First, Just Do It

I write a lot. Some might say too much. I write Twitter updates, e-mails, electronic discussion messages, blog posts, journal articles, books, and this "glacial blog" where I post maybe twice a year. I think about writing a lot. Some might say too much. And I have something to say about it.

A colleague I greatly respect has said of writing "First, have something to say." At first this seems like complete wisdom, and for years it made total sense to me. But as I have thought more about it, I have become very uncomfortable with it. So I want to take this one post of my twice-a-year-blog to refute this statement since I think it potentially undermines potential writers at their most vulnerable point.

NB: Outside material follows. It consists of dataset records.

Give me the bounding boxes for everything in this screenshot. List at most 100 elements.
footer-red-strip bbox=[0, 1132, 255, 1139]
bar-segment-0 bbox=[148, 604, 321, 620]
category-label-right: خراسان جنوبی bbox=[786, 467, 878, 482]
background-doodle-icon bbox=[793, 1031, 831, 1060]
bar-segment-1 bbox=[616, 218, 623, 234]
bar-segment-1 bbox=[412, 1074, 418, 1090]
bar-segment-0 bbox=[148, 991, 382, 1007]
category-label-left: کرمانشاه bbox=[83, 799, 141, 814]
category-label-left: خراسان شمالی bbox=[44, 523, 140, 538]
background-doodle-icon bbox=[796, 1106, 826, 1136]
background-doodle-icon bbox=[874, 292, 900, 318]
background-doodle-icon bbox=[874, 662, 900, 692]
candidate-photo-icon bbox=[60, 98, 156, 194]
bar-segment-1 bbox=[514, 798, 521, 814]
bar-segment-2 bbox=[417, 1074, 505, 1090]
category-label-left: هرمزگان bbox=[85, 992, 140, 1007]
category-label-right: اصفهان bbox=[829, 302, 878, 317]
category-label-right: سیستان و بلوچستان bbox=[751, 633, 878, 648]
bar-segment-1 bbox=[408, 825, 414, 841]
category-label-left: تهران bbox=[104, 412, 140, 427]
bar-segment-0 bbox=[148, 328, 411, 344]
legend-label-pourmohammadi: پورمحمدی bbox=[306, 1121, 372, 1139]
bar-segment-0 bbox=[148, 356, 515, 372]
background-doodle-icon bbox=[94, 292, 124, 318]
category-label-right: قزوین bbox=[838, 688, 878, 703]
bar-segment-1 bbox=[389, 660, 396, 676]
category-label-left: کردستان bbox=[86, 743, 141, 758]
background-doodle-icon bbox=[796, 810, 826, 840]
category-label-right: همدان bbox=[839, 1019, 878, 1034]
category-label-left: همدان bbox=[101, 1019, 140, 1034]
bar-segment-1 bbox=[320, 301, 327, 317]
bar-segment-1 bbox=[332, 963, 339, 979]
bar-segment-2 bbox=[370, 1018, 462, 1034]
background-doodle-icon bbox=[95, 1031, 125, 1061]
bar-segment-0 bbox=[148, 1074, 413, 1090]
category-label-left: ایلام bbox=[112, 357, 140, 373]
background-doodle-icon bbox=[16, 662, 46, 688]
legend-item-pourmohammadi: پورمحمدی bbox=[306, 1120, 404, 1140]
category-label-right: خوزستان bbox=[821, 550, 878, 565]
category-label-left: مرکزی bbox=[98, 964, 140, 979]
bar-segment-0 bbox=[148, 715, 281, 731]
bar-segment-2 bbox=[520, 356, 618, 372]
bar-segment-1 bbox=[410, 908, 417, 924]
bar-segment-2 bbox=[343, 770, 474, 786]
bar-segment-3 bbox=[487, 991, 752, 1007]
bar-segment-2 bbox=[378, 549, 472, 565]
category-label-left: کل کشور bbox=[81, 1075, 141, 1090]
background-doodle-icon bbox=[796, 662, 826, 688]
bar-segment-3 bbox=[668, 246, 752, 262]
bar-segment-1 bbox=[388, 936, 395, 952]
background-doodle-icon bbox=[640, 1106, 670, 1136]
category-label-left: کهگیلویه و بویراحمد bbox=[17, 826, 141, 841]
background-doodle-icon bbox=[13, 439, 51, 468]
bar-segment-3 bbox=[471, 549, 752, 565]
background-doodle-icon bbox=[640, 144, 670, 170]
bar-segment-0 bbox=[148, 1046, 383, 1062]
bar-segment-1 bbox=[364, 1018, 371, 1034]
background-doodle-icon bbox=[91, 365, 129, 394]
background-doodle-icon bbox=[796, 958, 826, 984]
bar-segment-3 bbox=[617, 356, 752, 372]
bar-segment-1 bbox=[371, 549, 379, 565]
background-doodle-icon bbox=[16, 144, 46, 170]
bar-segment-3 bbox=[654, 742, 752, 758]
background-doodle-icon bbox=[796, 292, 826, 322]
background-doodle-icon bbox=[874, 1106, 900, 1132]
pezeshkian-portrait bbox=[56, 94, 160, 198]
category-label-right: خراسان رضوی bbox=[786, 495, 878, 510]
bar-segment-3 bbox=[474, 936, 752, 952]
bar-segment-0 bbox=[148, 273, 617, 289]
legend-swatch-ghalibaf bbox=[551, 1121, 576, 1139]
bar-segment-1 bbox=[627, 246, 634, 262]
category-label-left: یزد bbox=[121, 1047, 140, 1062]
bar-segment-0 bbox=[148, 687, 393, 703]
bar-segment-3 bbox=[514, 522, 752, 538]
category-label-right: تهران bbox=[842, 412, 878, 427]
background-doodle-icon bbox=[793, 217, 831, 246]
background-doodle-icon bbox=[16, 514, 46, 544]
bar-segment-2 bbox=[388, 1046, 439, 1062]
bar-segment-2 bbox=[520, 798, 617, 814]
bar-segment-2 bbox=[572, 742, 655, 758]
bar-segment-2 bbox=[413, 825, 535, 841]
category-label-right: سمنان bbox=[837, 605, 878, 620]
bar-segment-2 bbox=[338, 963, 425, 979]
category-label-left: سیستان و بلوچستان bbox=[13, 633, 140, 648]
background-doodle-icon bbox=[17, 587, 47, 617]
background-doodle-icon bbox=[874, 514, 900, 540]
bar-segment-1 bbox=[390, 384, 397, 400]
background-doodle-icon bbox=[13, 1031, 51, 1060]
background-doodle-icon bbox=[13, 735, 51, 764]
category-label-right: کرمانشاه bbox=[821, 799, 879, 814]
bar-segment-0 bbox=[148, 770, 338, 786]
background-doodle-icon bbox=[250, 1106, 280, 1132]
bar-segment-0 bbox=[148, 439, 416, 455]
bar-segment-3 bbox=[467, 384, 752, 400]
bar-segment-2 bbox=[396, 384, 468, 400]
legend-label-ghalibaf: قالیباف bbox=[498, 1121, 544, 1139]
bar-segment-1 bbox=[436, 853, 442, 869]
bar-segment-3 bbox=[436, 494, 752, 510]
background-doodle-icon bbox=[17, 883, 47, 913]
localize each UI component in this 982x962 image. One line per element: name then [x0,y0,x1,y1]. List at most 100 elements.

We all have something to say. Being human, and experiencing the world in our own unique ways, we can't help but have something to say. Having something to say is not the issue. Having the motivation to write is.

Think of the hit TV series Seinfeld. This show literally wrote about nothing. It even wrote about the fact that it was writing about nothing. And we loved it. It spoke to us in a way that so many pretentious TV shows didn't.

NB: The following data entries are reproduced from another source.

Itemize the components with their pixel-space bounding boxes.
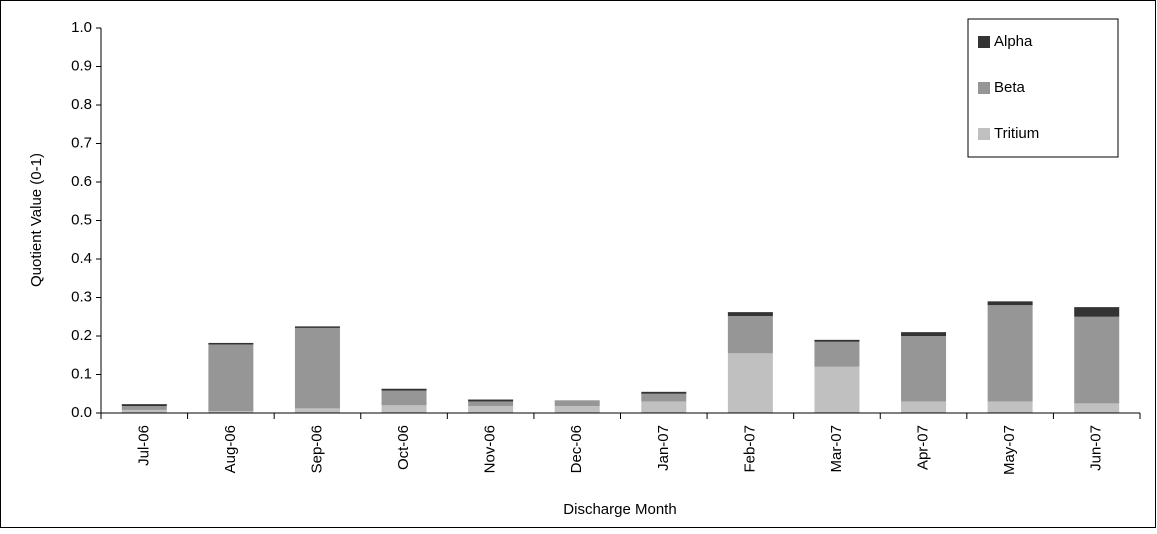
bar-segment (814, 366, 860, 413)
y-tick-label: 0.4 (71, 250, 92, 267)
x-tick-label: Apr-07 (915, 425, 932, 470)
x-tick-label: Jul-06 (135, 425, 152, 466)
x-tick-label: Feb-07 (741, 425, 758, 473)
x-tick-label: Jan-07 (655, 425, 672, 471)
y-tick-label: 0.1 (71, 365, 92, 382)
legend-swatch (978, 128, 990, 140)
bar-segment (381, 388, 427, 391)
y-tick-label: 0.9 (71, 57, 92, 74)
bar-segment (121, 406, 167, 410)
x-tick-label: Aug-06 (222, 425, 239, 473)
bar-segment (901, 336, 947, 402)
bar-segment (987, 401, 1033, 413)
x-tick-label: Jun-07 (1088, 425, 1105, 471)
y-tick-label: 0.5 (71, 211, 92, 228)
legend-label: Beta (994, 79, 1026, 96)
x-tick-label: Sep-06 (308, 425, 325, 473)
bar-segment (727, 353, 773, 413)
bar-segment (208, 344, 254, 412)
y-axis-title: Quotient Value (0-1) (28, 153, 45, 287)
bar-segment (554, 400, 600, 407)
bar-segment (468, 406, 514, 413)
legend-label: Tritium (994, 125, 1039, 142)
bar-segment (901, 332, 947, 336)
bar-segment (1074, 316, 1120, 404)
bar-segment (208, 411, 254, 413)
y-tick-label: 0.0 (71, 404, 92, 421)
bar-segment (987, 305, 1033, 402)
bar-segment (814, 341, 860, 367)
bar-segment (381, 390, 427, 406)
bar-segment (727, 315, 773, 354)
bar-segment (554, 406, 600, 413)
bar-segment (641, 401, 687, 413)
bar-segment (208, 342, 254, 345)
x-tick-label: Oct-06 (395, 425, 412, 470)
bar-segment (641, 393, 687, 402)
legend-label: Alpha (994, 33, 1033, 50)
bar-segment (641, 391, 687, 394)
bar-segment (381, 405, 427, 413)
x-tick-label: Mar-07 (828, 425, 845, 473)
bar-segment (814, 339, 860, 342)
bar-segment (1074, 307, 1120, 317)
y-tick-label: 0.2 (71, 327, 92, 344)
bar-segment (294, 327, 340, 409)
legend-swatch (978, 36, 990, 48)
y-tick-label: 0.3 (71, 288, 92, 305)
bar-segment (468, 401, 514, 407)
bar-segment (121, 404, 167, 407)
bar-segment (121, 409, 167, 413)
y-tick-label: 1.0 (71, 19, 92, 36)
x-tick-label: May-07 (1001, 425, 1018, 475)
legend-swatch (978, 82, 990, 94)
y-tick-label: 0.7 (71, 134, 92, 151)
x-axis-title: Discharge Month (563, 501, 676, 518)
y-tick-label: 0.8 (71, 96, 92, 113)
x-tick-label: Dec-06 (568, 425, 585, 473)
bar-segment (468, 399, 514, 402)
bar-segment (901, 401, 947, 413)
bar-segment (987, 301, 1033, 306)
y-tick-label: 0.6 (71, 173, 92, 190)
bar-segment (727, 312, 773, 316)
legend-box (967, 18, 1119, 158)
bar-segment (1074, 403, 1120, 413)
x-tick-label: Nov-06 (482, 425, 499, 473)
bar-segment (294, 408, 340, 413)
bar-segment (294, 326, 340, 328)
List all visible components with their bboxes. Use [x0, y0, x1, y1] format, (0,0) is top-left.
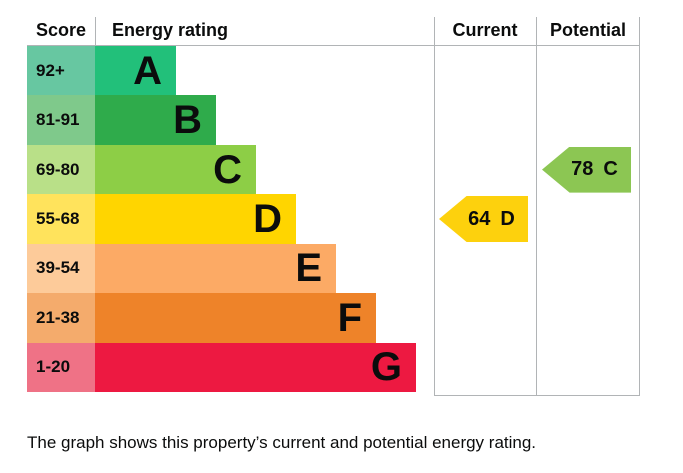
rating-bands: 92+ A 81-91 B 69-80 C 55-68 D 39-54 E 21-38 F 1-20 G: [27, 46, 640, 392]
current-column-left-border: [434, 17, 435, 396]
band-letter-d: D: [253, 196, 282, 241]
score-range-c: 69-80: [27, 144, 95, 195]
rating-bar-f: F: [95, 293, 376, 343]
table-right-border: [639, 17, 640, 396]
rating-bar-b: B: [95, 95, 216, 145]
rating-bar-e: E: [95, 243, 336, 294]
rating-bar-d: D: [95, 194, 296, 244]
columns-bottom-border: [434, 395, 640, 396]
rating-bar-g: G: [95, 342, 416, 392]
current-rating-letter: D: [500, 207, 515, 230]
potential-rating-score: 78: [571, 158, 594, 181]
potential-rating-arrow: 78 C: [542, 146, 631, 193]
score-rating-divider: [95, 17, 96, 45]
band-row-b: 81-91 B: [27, 95, 640, 145]
potential-column-left-border: [536, 17, 537, 396]
band-row-e: 39-54 E: [27, 243, 640, 294]
band-row-g: 1-20 G: [27, 342, 640, 392]
header-underline: [27, 45, 640, 46]
band-letter-c: C: [213, 147, 242, 192]
band-letter-e: E: [295, 246, 322, 291]
score-range-a: 92+: [27, 46, 95, 96]
band-row-c: 69-80 C: [27, 144, 640, 195]
band-row-a: 92+ A: [27, 46, 640, 96]
current-rating-score: 64: [468, 207, 491, 230]
band-row-d: 55-68 D: [27, 194, 640, 244]
potential-rating-letter: C: [603, 158, 618, 181]
rating-table: Score Energy rating Current Potential 92…: [27, 17, 640, 396]
graph-caption: The graph shows this property’s current …: [27, 433, 537, 452]
rating-bar-c: C: [95, 144, 256, 195]
score-range-g: 1-20: [27, 342, 95, 392]
rating-bar-a: A: [95, 46, 176, 96]
current-column-header: Current: [452, 20, 518, 40]
band-letter-b: B: [173, 98, 202, 143]
band-letter-f: F: [337, 295, 362, 340]
band-letter-a: A: [133, 48, 162, 93]
band-letter-g: G: [370, 345, 402, 390]
score-range-e: 39-54: [27, 243, 95, 294]
potential-column-header: Potential: [549, 20, 626, 40]
score-range-b: 81-91: [27, 95, 95, 145]
score-range-d: 55-68: [27, 194, 95, 244]
score-column-header: Score: [35, 20, 87, 40]
score-range-f: 21-38: [27, 293, 95, 343]
band-row-f: 21-38 F: [27, 293, 640, 343]
energy-rating-column-header: Energy rating: [112, 20, 229, 40]
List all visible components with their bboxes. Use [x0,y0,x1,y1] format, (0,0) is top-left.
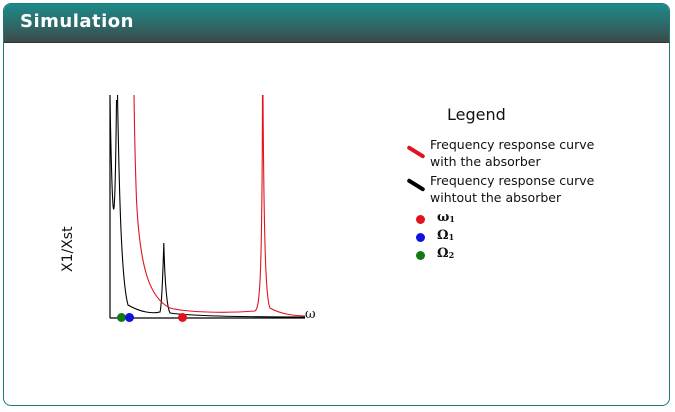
panel-header: Simulation [4,4,669,43]
series-with-absorber [133,94,306,317]
series-without-absorber [109,94,306,318]
panel-title: Simulation [20,11,134,32]
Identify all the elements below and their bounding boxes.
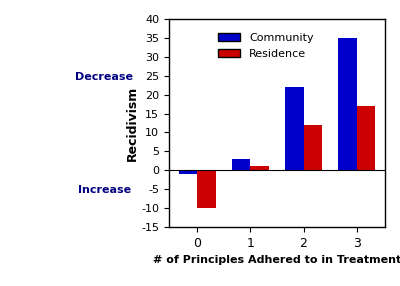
Legend: Community, Residence: Community, Residence <box>214 29 318 63</box>
Bar <box>285 87 304 170</box>
Text: Decrease: Decrease <box>75 72 133 82</box>
Bar <box>304 125 322 170</box>
Bar <box>250 166 269 170</box>
Bar <box>179 170 197 174</box>
Bar <box>338 38 357 170</box>
Y-axis label: Recidivism: Recidivism <box>126 86 138 161</box>
Bar <box>357 106 375 170</box>
Bar <box>197 170 216 208</box>
Bar <box>232 159 250 170</box>
Text: Increase: Increase <box>78 184 131 194</box>
X-axis label: # of Principles Adhered to in Treatment: # of Principles Adhered to in Treatment <box>153 255 400 265</box>
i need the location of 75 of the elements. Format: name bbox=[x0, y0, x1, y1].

But by saying "First, having something to say" one immediately is forced to judge one's thoughts. "Do I have 'something to say'?" we might question. "Are my thoughts and experiences worthy?" we may think. And if those are the questions, I can tell you what the answers will be. I know, because I am the father of two teenagers, who are as filled with self-doubt as any of their breed. "I'm not worthy!" may as well be their personal battle cry. They don't need to be further undermined with "First, have something to say." And many of us are frankly not that much more self-confident than teenagers.

The real issue is having the guts to do it. It's having the courage, or foolhardy nature, or hubris, or whatever, to lay yourself out there for potential ridicule. It's taking the step that you think you may regret but pretty much you will always thank yourself for taking. It's taking the time.

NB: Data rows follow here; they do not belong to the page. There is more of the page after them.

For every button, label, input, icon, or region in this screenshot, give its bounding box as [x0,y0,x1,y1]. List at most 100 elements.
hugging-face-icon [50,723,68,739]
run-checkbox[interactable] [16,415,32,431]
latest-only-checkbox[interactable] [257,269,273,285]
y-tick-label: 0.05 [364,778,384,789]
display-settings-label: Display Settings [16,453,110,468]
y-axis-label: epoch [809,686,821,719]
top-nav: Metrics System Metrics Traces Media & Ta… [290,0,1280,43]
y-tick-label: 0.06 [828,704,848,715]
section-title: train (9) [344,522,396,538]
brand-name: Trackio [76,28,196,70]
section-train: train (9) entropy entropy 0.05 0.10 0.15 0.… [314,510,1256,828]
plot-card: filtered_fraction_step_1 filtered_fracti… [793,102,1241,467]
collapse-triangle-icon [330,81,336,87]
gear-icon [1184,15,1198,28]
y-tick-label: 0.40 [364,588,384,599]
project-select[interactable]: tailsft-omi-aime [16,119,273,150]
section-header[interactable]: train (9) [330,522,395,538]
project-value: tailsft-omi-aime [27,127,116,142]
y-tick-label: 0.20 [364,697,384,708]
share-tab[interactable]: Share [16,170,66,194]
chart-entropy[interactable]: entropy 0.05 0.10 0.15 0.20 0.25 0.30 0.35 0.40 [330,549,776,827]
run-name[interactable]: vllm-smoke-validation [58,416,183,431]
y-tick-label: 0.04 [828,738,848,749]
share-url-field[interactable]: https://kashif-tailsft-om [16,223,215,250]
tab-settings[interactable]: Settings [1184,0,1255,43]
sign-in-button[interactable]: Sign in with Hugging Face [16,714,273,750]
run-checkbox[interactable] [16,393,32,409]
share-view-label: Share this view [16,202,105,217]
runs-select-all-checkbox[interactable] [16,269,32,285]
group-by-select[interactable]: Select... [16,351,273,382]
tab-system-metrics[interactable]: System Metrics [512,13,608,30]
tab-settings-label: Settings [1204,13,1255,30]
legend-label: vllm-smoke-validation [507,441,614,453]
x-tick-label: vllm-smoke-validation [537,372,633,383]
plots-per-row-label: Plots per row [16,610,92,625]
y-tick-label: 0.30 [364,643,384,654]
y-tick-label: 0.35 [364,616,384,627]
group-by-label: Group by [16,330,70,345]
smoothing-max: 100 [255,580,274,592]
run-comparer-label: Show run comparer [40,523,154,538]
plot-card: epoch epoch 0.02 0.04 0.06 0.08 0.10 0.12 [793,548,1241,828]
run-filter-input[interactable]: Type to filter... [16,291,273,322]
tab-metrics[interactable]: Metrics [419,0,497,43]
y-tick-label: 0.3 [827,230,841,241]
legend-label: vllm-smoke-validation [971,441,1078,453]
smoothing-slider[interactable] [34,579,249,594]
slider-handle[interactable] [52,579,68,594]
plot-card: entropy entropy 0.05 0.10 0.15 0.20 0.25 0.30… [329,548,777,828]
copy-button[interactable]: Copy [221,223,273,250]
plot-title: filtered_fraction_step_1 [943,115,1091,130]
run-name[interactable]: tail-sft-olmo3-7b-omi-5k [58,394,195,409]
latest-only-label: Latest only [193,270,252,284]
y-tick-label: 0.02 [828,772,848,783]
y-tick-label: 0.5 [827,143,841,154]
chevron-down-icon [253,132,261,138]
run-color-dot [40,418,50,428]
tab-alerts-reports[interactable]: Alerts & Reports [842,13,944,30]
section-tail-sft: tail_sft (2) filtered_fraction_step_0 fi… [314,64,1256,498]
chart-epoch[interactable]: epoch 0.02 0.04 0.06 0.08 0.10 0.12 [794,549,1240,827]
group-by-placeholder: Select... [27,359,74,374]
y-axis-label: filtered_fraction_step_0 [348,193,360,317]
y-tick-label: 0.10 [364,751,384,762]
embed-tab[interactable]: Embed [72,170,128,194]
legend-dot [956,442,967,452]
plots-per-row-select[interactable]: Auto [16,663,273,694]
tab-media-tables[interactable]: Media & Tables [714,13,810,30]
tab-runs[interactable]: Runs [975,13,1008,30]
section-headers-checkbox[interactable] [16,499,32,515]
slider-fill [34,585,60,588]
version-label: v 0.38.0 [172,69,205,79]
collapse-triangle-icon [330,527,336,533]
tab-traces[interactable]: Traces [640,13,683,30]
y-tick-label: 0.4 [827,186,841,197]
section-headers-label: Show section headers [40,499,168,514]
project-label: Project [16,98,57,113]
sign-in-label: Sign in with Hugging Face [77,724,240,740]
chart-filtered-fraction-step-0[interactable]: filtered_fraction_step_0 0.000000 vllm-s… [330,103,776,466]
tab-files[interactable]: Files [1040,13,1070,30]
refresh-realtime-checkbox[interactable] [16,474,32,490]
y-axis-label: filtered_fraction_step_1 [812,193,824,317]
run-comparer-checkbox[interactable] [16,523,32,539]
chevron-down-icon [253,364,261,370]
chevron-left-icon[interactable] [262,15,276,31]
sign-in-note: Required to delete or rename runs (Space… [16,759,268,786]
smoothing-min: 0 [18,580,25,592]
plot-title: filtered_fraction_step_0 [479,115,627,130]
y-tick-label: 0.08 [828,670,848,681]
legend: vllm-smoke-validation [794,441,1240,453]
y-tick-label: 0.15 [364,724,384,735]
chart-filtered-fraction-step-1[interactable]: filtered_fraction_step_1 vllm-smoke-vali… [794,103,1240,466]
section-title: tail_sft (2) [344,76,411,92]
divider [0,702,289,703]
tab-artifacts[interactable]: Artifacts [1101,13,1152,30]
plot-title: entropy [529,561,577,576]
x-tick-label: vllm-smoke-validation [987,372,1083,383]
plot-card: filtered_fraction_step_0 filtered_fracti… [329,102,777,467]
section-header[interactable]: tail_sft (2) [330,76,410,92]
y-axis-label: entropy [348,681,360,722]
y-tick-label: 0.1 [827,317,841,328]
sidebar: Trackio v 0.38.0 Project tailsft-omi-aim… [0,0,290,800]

For example, at the moment that I'm writing this I am in the middle of a plane flight from San Francisco to London. I am over Greenland at this very moment. The plane is dark, with most people sleeping (as they should) and a few typing away on computers or watching movies. I was asleep myself until recently. But for some reason I had this idea to write about this, and I wanted to get it recorded before I lost it, as unfortunately happens with many of the ideas I have.

You might say that I had something to say. But again, having something to say wasn't the issue. The issue was whether I would stop trying to sleep, get my computer out of my backpack in the overhead bin, and put this down in print so I could share it with you. We ALL have something to say. We don't all have the motivation to share it. At other times I have written on a laptop perched on my knees while making sure my twin girls didn't drown in their bath, or in between getting home and making dinner, or late at night when I should be in bed. So much of writing is simply doing the job.

One of my daughters is very much into John Waters. He of "Hairspray" fame has a side to his artistry that most would say is...uh...challenging for many to appreciate. And I would hazard a guess, that as famous as he is, and no doubt as rich as he is now, he mostly made his career out of having the guts to say what others didn't. There may have been many people who said to themselves, "Wouldn't it be cool if I made a movie about this?" But he was the one who actually did. And that made all the difference.

Since this post is about courage, the pictures I've selected to illustrate it are meant to depict courage. The header image is one I used for the very first post I ever made to this web site. Titled "Over the Edge", the first sentence was: "Running a rapid, there's the point at which you drop over the edge. It's when all things disappear except what is right in front of you, and your entire attention is focused on now. The fear has left, and you simply do it. It is a moment to be savored, but there is no time to savor it." Writing shares something with this, although not the immediacy. It shares the fear, though, and the sheer audacity to face your fears and do it anyway.

We are all born having something to say. What we are not born with is the courage, or the motivation, or the hubris to share it with others. What you really need to know is that no matter what you have to say there is someone out there who needs or wants to hear it. Just do it.

The wonderful thing is that the Internet makes this so much more possible than it was before. There once was a day when only a select few would get past the gatekeepers to see their writing distributed to others -- now it's as simple as taking a few minutes to set up a blog. Sure, there's no guarantee people will read and value your writing, but at least it is much easier to do it. And if you're good, you will likely be discovered, and valued, and potentially even make a career out of it. I know of people like this.

We're past Greenland by now, and halfway to Iceland. The plane is still dark as I get ready to put my laptop away. Is the world a better place because I took time out of my one chance to sleep tonight to write this? I haven't a clue, and I think probably not. But I'll likely never know, and for those of us who write, that must be enough.

For the few who will ever see this, I'm here to tell you that you have something to say, even if you think you don't. Just do it.

Part of my treehouse: an example of Just Do It.